How to find the side of the square ,by using trigonometry There is a square with diagonal length of 'a", the question is to find the length of the sides. it can be found by Pythagorean theorem. but I tried to do it with trigonometry, considering the properties of a square but it doesn't resemble the first answer, so I was wondering what did I forget/mistake?
 A: Hint:
A side is an orthogonal projection of the diagonal, onto a line making  an angle of $\pi/4$ with the diagonal.

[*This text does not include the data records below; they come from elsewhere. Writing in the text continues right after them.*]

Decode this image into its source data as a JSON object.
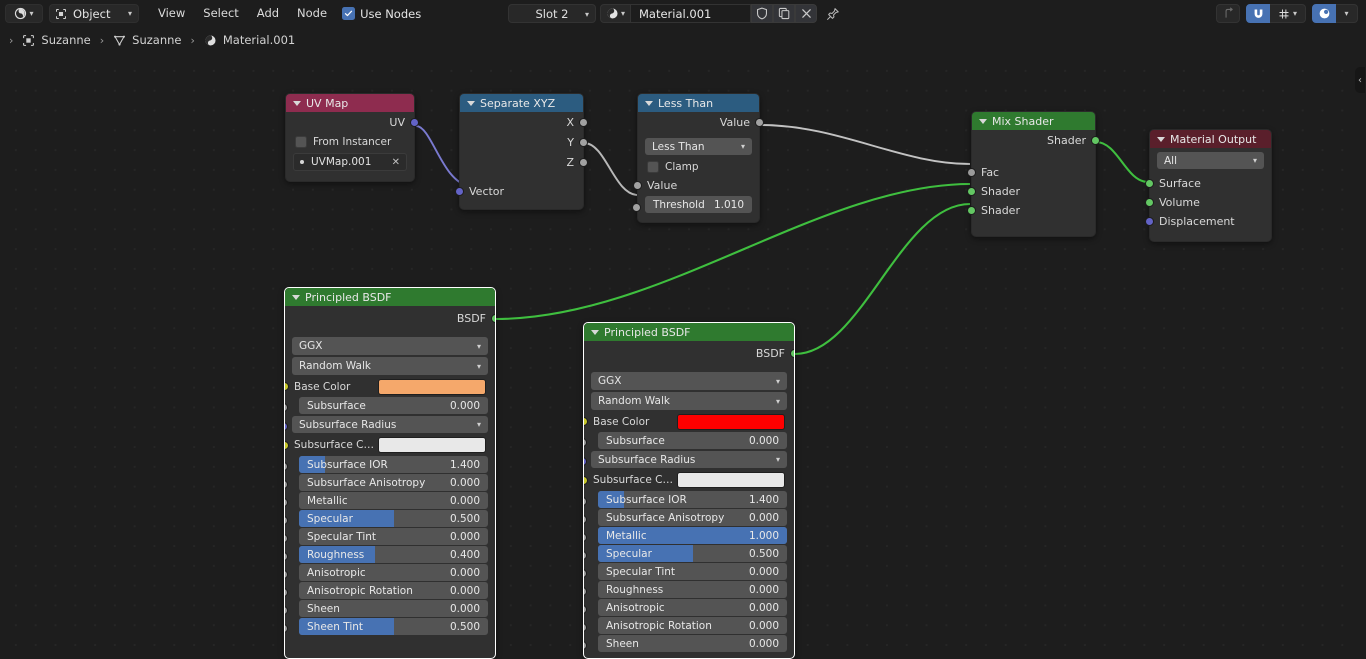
{
  "header": {
    "editor_type_icon": "shader-editor-icon",
    "shader_type_label": "Object",
    "menus": [
      "View",
      "Select",
      "Add",
      "Node"
    ],
    "use_nodes_label": "Use Nodes",
    "use_nodes_checked": true,
    "slot_label": "Slot 2",
    "material_name": "Material.001",
    "material_icon": "material-sphere-icon",
    "fake_user_icon": "shield-icon",
    "new_material_icon": "copy-icon",
    "unlink_icon": "close-icon",
    "pin_icon": "pin-icon",
    "snap_icon": "magnet-icon",
    "snap_target_icon": "snap-grid-icon",
    "overlay_icon": "overlays-icon",
    "parent_icon": "go-to-parent-icon"
  },
  "breadcrumb": {
    "items": [
      {
        "icon": "object-icon",
        "label": "Suzanne"
      },
      {
        "icon": "mesh-data-icon",
        "label": "Suzanne"
      },
      {
        "icon": "material-icon",
        "label": "Material.001"
      }
    ]
  },
  "canvas": {
    "collapse_arrow": "‹"
  },
  "nodes": {
    "uv_map": {
      "title": "UV Map",
      "header_color": "#8e2c4f",
      "outputs": [
        {
          "label": "UV",
          "type": "vector"
        }
      ],
      "from_instancer_label": "From Instancer",
      "uv_name": "UVMap.001"
    },
    "separate_xyz": {
      "title": "Separate XYZ",
      "header_color": "#2c5c80",
      "outputs": [
        {
          "label": "X",
          "type": "value"
        },
        {
          "label": "Y",
          "type": "value"
        },
        {
          "label": "Z",
          "type": "value"
        }
      ],
      "inputs": [
        {
          "label": "Vector",
          "type": "vector"
        }
      ]
    },
    "less_than": {
      "title": "Less Than",
      "header_color": "#2c5c80",
      "outputs": [
        {
          "label": "Value",
          "type": "value"
        }
      ],
      "operation": "Less Than",
      "clamp_label": "Clamp",
      "clamp_checked": false,
      "input_value_label": "Value",
      "threshold_label": "Threshold",
      "threshold_value": "1.010"
    },
    "mix_shader": {
      "title": "Mix Shader",
      "header_color": "#2f7a2f",
      "outputs": [
        {
          "label": "Shader",
          "type": "shader"
        }
      ],
      "inputs": [
        {
          "label": "Fac",
          "type": "value"
        },
        {
          "label": "Shader",
          "type": "shader"
        },
        {
          "label": "Shader",
          "type": "shader"
        }
      ]
    },
    "material_output": {
      "title": "Material Output",
      "header_color": "#5a1f2b",
      "target": "All",
      "inputs": [
        {
          "label": "Surface",
          "type": "shader"
        },
        {
          "label": "Volume",
          "type": "shader"
        },
        {
          "label": "Displacement",
          "type": "vector"
        }
      ]
    },
    "bsdf_left": {
      "title": "Principled BSDF",
      "header_color": "#2f7a2f",
      "output_label": "BSDF",
      "distribution": "GGX",
      "subsurface_method": "Random Walk",
      "base_color_label": "Base Color",
      "base_color": "#f5a86b",
      "subsurface_color_label": "Subsurface C…",
      "subsurface_color": "#e8e8e8",
      "subsurface_radius_label": "Subsurface Radius",
      "props": [
        {
          "label": "Subsurface",
          "value": "0.000",
          "fill": 0.0
        },
        {
          "label": "Subsurface IOR",
          "value": "1.400",
          "fill": 0.14
        },
        {
          "label": "Subsurface Anisotropy",
          "value": "0.000",
          "fill": 0.0
        },
        {
          "label": "Metallic",
          "value": "0.000",
          "fill": 0.0
        },
        {
          "label": "Specular",
          "value": "0.500",
          "fill": 0.5
        },
        {
          "label": "Specular Tint",
          "value": "0.000",
          "fill": 0.0
        },
        {
          "label": "Roughness",
          "value": "0.400",
          "fill": 0.4
        },
        {
          "label": "Anisotropic",
          "value": "0.000",
          "fill": 0.0
        },
        {
          "label": "Anisotropic Rotation",
          "value": "0.000",
          "fill": 0.0
        },
        {
          "label": "Sheen",
          "value": "0.000",
          "fill": 0.0
        },
        {
          "label": "Sheen Tint",
          "value": "0.500",
          "fill": 0.5
        }
      ]
    },
    "bsdf_right": {
      "title": "Principled BSDF",
      "header_color": "#2f7a2f",
      "output_label": "BSDF",
      "distribution": "GGX",
      "subsurface_method": "Random Walk",
      "base_color_label": "Base Color",
      "base_color": "#ff0000",
      "subsurface_color_label": "Subsurface C…",
      "subsurface_color": "#e8e8e8",
      "subsurface_radius_label": "Subsurface Radius",
      "props": [
        {
          "label": "Subsurface",
          "value": "0.000",
          "fill": 0.0
        },
        {
          "label": "Subsurface IOR",
          "value": "1.400",
          "fill": 0.14
        },
        {
          "label": "Subsurface Anisotropy",
          "value": "0.000",
          "fill": 0.0
        },
        {
          "label": "Metallic",
          "value": "1.000",
          "fill": 1.0
        },
        {
          "label": "Specular",
          "value": "0.500",
          "fill": 0.5
        },
        {
          "label": "Specular Tint",
          "value": "0.000",
          "fill": 0.0
        },
        {
          "label": "Roughness",
          "value": "0.000",
          "fill": 0.0
        },
        {
          "label": "Anisotropic",
          "value": "0.000",
          "fill": 0.0
        },
        {
          "label": "Anisotropic Rotation",
          "value": "0.000",
          "fill": 0.0
        },
        {
          "label": "Sheen",
          "value": "0.000",
          "fill": 0.0
        }
      ]
    }
  }
}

A: Let the side length of the square equal $b$, and the hypotenuse $a$. By Pythagoras' Theorem, we have
\begin{align}
b^2+b^2&=a^2 \\
2b^2&=a^2 \\
b^2&=\frac{a^2}{2}\\
b&=\sqrt{\frac{a^2}{2}}=\frac{\sqrt{a^2}}{\sqrt 2}=\frac{a}{\sqrt 2}=\frac{\sqrt 2}{2}a
\end{align}
Alternatively, the angle between $a$ and $b$ is $45$ degrees. We know this because a square has $4$ right angles, which are bisected (cut in half) by the diagonal. Therefore,
\begin{align}
\sin(45)&=\frac{b}{a}\\
\end{align}
Now find the value of $\sin(45)$, and rearrange the equation to find $b$. Hopefully this answer is familiar.

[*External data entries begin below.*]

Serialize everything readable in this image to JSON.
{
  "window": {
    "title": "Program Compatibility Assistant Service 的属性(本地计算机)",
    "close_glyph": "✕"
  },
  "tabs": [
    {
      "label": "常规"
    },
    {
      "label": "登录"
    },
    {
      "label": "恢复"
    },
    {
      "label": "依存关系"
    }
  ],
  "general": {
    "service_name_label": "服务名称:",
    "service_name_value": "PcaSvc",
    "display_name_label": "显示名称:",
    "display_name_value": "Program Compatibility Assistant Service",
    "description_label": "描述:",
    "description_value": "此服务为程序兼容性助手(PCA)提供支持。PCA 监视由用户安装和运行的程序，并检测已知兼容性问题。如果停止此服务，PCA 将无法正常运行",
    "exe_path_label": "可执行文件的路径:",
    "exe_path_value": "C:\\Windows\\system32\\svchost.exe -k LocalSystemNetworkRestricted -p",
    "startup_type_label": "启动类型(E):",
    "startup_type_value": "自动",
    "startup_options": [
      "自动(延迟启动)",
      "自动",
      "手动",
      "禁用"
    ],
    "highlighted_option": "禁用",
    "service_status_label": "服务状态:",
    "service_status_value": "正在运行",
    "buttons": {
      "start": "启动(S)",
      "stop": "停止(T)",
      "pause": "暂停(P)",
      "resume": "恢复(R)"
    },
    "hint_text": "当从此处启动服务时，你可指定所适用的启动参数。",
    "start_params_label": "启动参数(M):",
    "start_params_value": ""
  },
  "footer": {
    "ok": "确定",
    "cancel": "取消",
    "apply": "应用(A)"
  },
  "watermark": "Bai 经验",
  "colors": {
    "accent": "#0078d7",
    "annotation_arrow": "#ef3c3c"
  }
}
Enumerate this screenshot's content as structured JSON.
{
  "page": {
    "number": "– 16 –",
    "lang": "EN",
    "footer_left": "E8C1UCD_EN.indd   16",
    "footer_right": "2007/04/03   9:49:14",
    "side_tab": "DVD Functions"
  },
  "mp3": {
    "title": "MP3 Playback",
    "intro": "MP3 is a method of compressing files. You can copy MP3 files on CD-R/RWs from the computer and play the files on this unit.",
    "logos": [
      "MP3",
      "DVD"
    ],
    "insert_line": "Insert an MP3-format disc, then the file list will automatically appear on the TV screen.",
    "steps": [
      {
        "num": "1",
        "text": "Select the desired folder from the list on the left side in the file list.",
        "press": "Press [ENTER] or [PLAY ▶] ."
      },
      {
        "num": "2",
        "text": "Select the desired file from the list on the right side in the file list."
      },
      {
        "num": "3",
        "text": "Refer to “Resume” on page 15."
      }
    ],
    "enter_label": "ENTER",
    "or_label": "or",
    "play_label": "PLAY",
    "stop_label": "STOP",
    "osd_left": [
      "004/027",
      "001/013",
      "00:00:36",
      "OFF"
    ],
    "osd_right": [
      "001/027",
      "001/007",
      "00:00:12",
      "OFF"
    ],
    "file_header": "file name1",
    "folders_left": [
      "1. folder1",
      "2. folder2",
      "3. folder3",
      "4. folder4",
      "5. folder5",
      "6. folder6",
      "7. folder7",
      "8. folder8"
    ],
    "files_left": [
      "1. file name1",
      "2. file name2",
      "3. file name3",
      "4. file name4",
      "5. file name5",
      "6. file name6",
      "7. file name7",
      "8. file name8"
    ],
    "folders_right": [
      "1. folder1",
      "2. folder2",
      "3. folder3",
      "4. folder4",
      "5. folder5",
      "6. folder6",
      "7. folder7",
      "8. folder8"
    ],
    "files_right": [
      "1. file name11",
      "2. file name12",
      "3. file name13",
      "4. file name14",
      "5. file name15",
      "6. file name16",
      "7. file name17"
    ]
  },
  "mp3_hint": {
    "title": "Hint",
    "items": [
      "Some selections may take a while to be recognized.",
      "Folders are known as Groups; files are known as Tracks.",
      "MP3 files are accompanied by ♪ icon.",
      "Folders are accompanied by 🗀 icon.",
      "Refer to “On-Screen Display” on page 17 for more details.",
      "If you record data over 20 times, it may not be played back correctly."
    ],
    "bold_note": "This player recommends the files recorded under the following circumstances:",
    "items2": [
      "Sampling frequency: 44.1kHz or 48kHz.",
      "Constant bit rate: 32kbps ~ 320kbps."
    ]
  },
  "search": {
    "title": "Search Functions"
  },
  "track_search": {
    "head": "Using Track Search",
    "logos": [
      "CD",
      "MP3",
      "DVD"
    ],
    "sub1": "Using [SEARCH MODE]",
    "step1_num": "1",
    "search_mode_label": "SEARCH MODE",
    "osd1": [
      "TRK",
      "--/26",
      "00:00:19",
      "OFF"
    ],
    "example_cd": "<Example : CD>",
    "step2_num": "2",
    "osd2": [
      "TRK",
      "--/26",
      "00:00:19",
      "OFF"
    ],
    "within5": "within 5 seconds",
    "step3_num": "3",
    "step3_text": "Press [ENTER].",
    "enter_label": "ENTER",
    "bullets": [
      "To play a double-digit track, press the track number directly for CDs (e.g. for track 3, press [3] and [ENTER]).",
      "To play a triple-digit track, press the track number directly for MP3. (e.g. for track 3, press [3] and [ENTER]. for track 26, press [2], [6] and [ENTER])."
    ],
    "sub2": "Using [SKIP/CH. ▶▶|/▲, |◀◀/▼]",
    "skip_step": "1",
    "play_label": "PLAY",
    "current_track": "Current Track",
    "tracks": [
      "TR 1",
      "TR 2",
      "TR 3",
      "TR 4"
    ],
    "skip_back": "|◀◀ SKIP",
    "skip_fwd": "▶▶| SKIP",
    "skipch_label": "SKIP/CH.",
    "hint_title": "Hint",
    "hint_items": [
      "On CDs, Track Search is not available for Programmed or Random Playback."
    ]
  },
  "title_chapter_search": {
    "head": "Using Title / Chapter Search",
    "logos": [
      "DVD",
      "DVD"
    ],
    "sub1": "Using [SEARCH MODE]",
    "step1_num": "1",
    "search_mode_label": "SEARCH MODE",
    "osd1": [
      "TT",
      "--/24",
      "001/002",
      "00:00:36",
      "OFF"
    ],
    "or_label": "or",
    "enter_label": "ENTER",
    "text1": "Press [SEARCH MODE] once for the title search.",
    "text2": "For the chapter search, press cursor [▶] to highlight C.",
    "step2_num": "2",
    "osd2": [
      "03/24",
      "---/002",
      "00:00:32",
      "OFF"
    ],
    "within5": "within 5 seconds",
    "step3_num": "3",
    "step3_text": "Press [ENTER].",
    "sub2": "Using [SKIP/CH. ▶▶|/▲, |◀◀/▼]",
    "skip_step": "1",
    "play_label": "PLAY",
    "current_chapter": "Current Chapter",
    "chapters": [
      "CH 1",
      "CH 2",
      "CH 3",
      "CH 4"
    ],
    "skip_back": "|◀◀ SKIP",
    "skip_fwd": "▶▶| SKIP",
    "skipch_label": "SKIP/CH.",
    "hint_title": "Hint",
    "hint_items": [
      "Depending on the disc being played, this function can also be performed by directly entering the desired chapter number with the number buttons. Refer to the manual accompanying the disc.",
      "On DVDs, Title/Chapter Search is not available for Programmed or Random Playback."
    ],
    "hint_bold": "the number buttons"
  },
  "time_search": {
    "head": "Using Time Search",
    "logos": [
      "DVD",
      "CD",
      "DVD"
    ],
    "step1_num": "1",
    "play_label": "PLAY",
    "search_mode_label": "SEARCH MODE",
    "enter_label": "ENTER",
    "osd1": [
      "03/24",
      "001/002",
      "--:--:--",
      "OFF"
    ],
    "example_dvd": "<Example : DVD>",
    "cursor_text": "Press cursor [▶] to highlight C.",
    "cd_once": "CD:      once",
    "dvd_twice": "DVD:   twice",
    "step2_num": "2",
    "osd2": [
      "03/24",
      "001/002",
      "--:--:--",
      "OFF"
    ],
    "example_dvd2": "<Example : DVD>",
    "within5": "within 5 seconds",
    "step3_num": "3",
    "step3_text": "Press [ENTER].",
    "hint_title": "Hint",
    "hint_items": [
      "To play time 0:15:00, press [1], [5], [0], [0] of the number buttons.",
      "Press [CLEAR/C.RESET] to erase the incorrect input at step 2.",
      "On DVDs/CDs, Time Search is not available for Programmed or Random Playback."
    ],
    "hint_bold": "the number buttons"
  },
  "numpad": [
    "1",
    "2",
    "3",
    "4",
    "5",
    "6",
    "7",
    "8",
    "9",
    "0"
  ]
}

It seems that part of your confusion stems from the fact that you are unsure about rationalising the denominator:
$$
\frac{1}{\sqrt 2}=\frac{\sqrt 2}{2}
$$
Consider the left-hand side of the above equality. Multiplying $\frac{1}{\sqrt 2}$ by $1$ does not change its value:
$$
\frac{1}{\sqrt 2}\times1=\frac{1}{\sqrt 2}
$$
We also know that
$$
1=\frac{\sqrt{2}}{\sqrt{2}}
$$
Therefore,
$$
\frac{1}{\sqrt 2}\times1=\frac{1}{\sqrt 2}\times\frac{\sqrt{2}}{\sqrt{2}}=\frac{\sqrt 2}{2}
$$
A: The diagonal makes a $45^\circ=\frac{\pi}{4}$ angle with all vertices it touches with its endpoints.
If you look at trig identities here,  you will see that $\sin\frac{\pi}{4}=\cos\frac{\pi}{4}=\frac{\sqrt{2}}{2}\approx 0.707$ no matter which corner or which side of the diagonal you chose. The length of each side is $\frac{\sqrt{2}a}{2}$.